The U.S. government is warning of an increase in attacks that are leveraging new variants of the six-year-old TrueBot malware in order to exfiltrate data from victim organizations.
The U.S. Cybersecurity and Infrastructure Security Agency (CISA), along with the FBI and other agencies, said that they have observed threat groups using newly identified TrueBot malware variants in attacks in the U.S. and Canada as recently as May 31. These attacks are exploiting a known, critical-severity vulnerability (CVE-2022-31199) in the Netwrix Auditor security audit tool to deliver TrueBot. Threat actors have leveraged this flaw to gain initial access and move laterally within the compromised network, said CISA.
“Previous TrueBot malware variants were primarily delivered by cyber threat actors via malicious phishing email attachments; however, newer versions allow cyber threat actors to also gain initial access through exploiting CVE-2022-31199—(a remote code execution vulnerability in the Netwrix Auditor application), enabling deployment of the malware at scale within the compromised environment,” according to CISA’s advisory on Thursday.
In addition to the U.S. government, security researchers have closely tracked campaigns that involve TrueBot.

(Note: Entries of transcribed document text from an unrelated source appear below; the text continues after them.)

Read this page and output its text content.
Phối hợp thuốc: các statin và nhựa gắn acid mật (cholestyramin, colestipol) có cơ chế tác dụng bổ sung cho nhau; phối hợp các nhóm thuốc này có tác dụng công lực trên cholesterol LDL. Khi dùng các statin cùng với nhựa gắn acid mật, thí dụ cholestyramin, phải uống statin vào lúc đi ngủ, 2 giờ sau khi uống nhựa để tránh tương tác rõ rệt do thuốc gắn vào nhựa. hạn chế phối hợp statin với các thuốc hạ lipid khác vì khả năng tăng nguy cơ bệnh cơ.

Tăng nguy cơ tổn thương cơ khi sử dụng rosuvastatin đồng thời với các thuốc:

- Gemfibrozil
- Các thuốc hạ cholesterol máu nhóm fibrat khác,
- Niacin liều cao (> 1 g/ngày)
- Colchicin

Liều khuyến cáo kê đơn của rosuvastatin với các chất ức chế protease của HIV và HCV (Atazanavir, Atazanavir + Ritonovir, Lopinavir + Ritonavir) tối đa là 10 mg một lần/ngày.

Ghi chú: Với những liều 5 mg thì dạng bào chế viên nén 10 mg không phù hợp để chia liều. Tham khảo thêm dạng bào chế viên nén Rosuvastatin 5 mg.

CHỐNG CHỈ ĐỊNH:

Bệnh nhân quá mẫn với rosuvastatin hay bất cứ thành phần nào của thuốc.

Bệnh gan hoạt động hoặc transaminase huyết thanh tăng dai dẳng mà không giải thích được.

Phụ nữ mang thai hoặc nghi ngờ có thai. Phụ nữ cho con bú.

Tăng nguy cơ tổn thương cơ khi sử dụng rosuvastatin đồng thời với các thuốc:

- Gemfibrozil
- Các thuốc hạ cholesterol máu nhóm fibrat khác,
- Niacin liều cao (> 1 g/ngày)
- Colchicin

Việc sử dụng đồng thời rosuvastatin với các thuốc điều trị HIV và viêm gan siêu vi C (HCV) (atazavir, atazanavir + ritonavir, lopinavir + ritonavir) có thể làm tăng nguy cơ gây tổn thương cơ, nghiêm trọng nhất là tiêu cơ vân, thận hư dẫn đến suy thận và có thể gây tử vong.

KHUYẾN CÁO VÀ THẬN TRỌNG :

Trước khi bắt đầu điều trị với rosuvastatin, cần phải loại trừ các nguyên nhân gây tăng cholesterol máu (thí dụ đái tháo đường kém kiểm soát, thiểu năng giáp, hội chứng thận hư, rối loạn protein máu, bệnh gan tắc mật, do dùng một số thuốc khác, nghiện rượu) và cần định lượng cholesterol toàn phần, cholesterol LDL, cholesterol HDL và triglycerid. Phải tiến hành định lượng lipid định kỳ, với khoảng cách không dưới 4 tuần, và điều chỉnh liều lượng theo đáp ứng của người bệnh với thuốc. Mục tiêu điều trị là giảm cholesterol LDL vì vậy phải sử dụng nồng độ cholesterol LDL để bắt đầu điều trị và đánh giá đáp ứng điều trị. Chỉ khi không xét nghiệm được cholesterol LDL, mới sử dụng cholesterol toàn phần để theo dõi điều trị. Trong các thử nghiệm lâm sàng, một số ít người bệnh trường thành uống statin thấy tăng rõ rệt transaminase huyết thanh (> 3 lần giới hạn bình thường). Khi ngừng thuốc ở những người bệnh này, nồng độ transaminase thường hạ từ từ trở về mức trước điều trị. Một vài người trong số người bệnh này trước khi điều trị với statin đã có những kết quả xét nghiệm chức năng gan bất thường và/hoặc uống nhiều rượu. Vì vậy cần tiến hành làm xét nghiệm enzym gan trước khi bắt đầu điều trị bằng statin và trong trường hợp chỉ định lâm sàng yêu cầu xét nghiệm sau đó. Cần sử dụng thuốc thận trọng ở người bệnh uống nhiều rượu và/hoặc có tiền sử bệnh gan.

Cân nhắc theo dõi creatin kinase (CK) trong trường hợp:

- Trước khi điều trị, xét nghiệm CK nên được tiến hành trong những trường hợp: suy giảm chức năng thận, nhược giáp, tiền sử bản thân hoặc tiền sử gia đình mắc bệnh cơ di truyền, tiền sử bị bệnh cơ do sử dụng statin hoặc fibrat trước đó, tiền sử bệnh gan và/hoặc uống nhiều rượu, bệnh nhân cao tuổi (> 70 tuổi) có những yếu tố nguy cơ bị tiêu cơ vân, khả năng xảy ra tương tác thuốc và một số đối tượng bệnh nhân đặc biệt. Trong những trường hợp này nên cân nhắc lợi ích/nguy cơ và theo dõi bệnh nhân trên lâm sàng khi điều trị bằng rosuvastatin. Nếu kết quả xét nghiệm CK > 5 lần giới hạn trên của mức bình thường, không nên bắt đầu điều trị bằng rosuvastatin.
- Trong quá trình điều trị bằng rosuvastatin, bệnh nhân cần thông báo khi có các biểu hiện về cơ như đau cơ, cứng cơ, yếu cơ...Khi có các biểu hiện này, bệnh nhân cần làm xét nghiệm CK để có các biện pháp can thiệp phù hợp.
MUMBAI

In June, VMware’s Carbon Black team said it saw a surge in TrueBot activity in May and noted the shift to using the Netwrix Auditor vulnerability as a delivery method. Researchers said they also observed the Raspberry Robin malware deploying TrueBot in addition to other post-compromise payloads, like IcedID and Bumblebee.
The malware has been used alongside other malware in attacks. For instance, in several incidents, a few hours after TrueBot was executed the Cobalt Strike tool was deployed for persistence and data exfiltration purposes, mostly via LSASS memory credential dumping. And minutes after the TrueBot malware was executed in some phishing campaigns, the FlawedGrace remote access tool (RAT) was deployed.
Researchers with Cisco Talos also found TrueBot attacks leveraging a custom data exfiltration tool called “Teleport” that was used to steal information.
While TrueBot has been around since at least 2017, this change in delivery vector makes it clear that attacks leveraging the malware are continuing to evolve. The malware has been linked to a threat actor called Silence Group, which is known for targeting banks, financial institutions and sometimes the education sector. However, the malware has been used in a wide array of attacks; in April, for instance, TrueBot was observed by Microsoft researchers being used in PaperCut flaw attacks that were attributed to a Clop affiliate, which is tracked as DEV-0950 or Lace Tempest.
CISA published further details on the new TrueBot downloader variants, as well as the related IoCs for its recent campaigns. The agency urged organizations to apply patches to the Netwrix Auditor remote code execution flaw, if needed.
“Any organization identifying indicators of compromise (IOCs) within their environment should urgently apply the incident responses and mitigation measures detailed in this [Cybersecurity Advisory] and report the intrusion to CISA or the FBI,” according to CISA’s advisory.